Figure 5. All fossil generating units in the WECC region, with point size scaled to annual generation for 2017.

Figure 6. Zoomed version of Figure 5, showing all fossil generating units in the WECC region, with point size scaled to annual generation for 2017.

Part the Third: Grid-average, fossil, and marginal generation in the WECC region

Daily fossil generation across the WECC region is plotted in Figure 7, along with the estimated daily lifecycle fossil EF.  Figure 7 also shows how the marginal generating mix varies with each day, and the approximate daily marginal EF.  As can be seen, the marginal mix is more gas-heavy than the overall fossil mix (gas plants generally have a greater ability to load-follow, and peak loads are often met with gas combustion turbines), and thus the marginal EF is lower than the average fossil EF, but still larger than the grid-average EF.
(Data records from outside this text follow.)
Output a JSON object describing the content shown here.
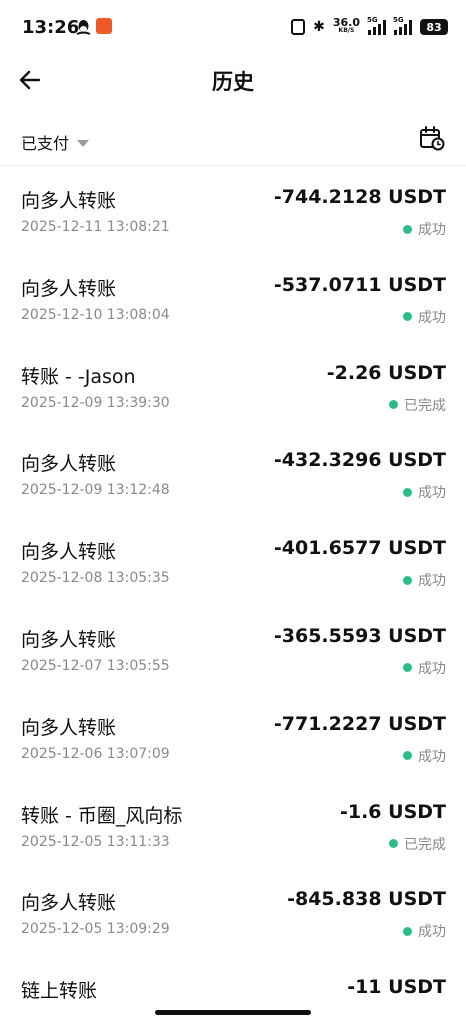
{
  "statusbar": {
    "time": "13:26",
    "net_speed_value": "36.0",
    "net_speed_unit": "KB/S",
    "sim1_tag": "5G",
    "sim2_tag": "5G",
    "battery": "83"
  },
  "header": {
    "title": "历史"
  },
  "filter": {
    "label": "已支付"
  },
  "colors": {
    "success_dot": "#2dbd84",
    "secondary_text": "#8a8a8a"
  },
  "transactions": [
    {
      "title": "向多人转账",
      "time": "2025-12-11 13:08:21",
      "amount": "-744.2128 USDT",
      "status": "成功"
    },
    {
      "title": "向多人转账",
      "time": "2025-12-10 13:08:04",
      "amount": "-537.0711 USDT",
      "status": "成功"
    },
    {
      "title": "转账 - -Jason",
      "time": "2025-12-09 13:39:30",
      "amount": "-2.26 USDT",
      "status": "已完成"
    },
    {
      "title": "向多人转账",
      "time": "2025-12-09 13:12:48",
      "amount": "-432.3296 USDT",
      "status": "成功"
    },
    {
      "title": "向多人转账",
      "time": "2025-12-08 13:05:35",
      "amount": "-401.6577 USDT",
      "status": "成功"
    },
    {
      "title": "向多人转账",
      "time": "2025-12-07 13:05:55",
      "amount": "-365.5593 USDT",
      "status": "成功"
    },
    {
      "title": "向多人转账",
      "time": "2025-12-06 13:07:09",
      "amount": "-771.2227 USDT",
      "status": "成功"
    },
    {
      "title": "转账 - 币圈_风向标",
      "time": "2025-12-05 13:11:33",
      "amount": "-1.6 USDT",
      "status": "已完成"
    },
    {
      "title": "向多人转账",
      "time": "2025-12-05 13:09:29",
      "amount": "-845.838 USDT",
      "status": "成功"
    },
    {
      "title": "链上转账",
      "time": "",
      "amount": "-11 USDT",
      "status": ""
    }
  ]
}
Finally, the grid-average, fossil, and marginal generating mixes and associated lifecycle EFs are summarized in Figure 8.  Note that a 4.23% T&D loss is factored in to distinguish between EFs for electricity generated and delivered (i.e. used).

In sum, Figure 8 tells us:

  • The average carbon footprint of 11,000 kWh in the WECC region is about 5.5 tonnes CO$_2$e, on the basis of grid-average electricity.
  • Adding or subtracting 11,000 kWh, at the margin, would change greenhouse gas emissions by around 8.75 tonnes CO$_2$e.
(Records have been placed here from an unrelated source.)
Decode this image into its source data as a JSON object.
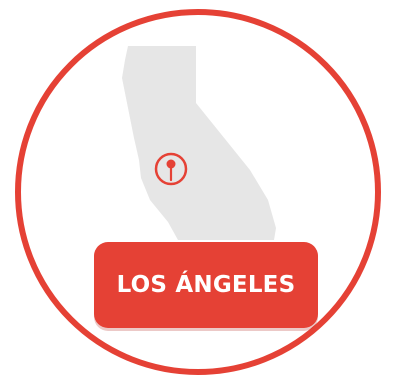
{
  "badge": {
    "label": "LOS ÁNGELES",
    "accent_color": "#e54135",
    "map_color": "#e6e6e6"
  },
  "icons": {
    "map": "california-state-map",
    "pin": "map-pin-icon"
  }
}
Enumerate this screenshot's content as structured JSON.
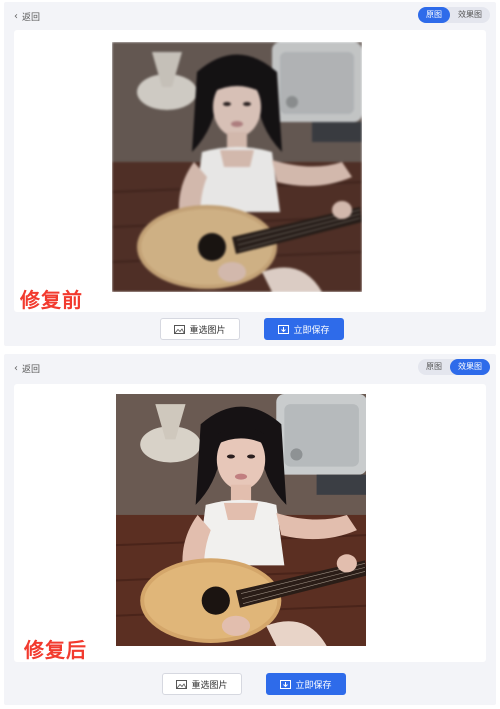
{
  "top": {
    "back_label": "返回",
    "toggle": {
      "original": "原图",
      "effect": "效果图",
      "active": "original"
    },
    "stamp": "修复前",
    "reselect_label": "重选图片",
    "save_label": "立即保存"
  },
  "bottom": {
    "back_label": "返回",
    "toggle": {
      "original": "原图",
      "effect": "效果图",
      "active": "effect"
    },
    "stamp": "修复后",
    "reselect_label": "重选图片",
    "save_label": "立即保存"
  },
  "colors": {
    "accent": "#2e6bea",
    "stamp": "#f23a2e",
    "panel_bg": "#f3f4f8"
  },
  "icons": {
    "back": "chevron-left-icon",
    "reselect": "image-icon",
    "save": "download-icon"
  }
}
These figures derive from a lumped average across four large subregions, and therefore in a subsequent post, the emissions factors for each subregion will be presented in detail.

Figure 7. The top left panel gives daily fossil generation (coal and gas) over 2017 in the entire WECC region, and the associated lifecycle EF is plotted beneath. On the right, the fraction of new generation coming from coal or gas over daily changes in generation (top) is used to approximate the marginal EF (bottom).

Figure 8. From left to right, for the WECC region, we have the mix of all generation sources and associated EFs, the mix of fossil resources and related EFs, and finally the marginal generating mix and EFs.

Additional references

[1] Siler-Evans, K., Azevedo, I. L., & Morgan, M. G. (2012). Marginal emissions factors for the US electricity system. Environmental science & technology, 46(9), 4742-4748.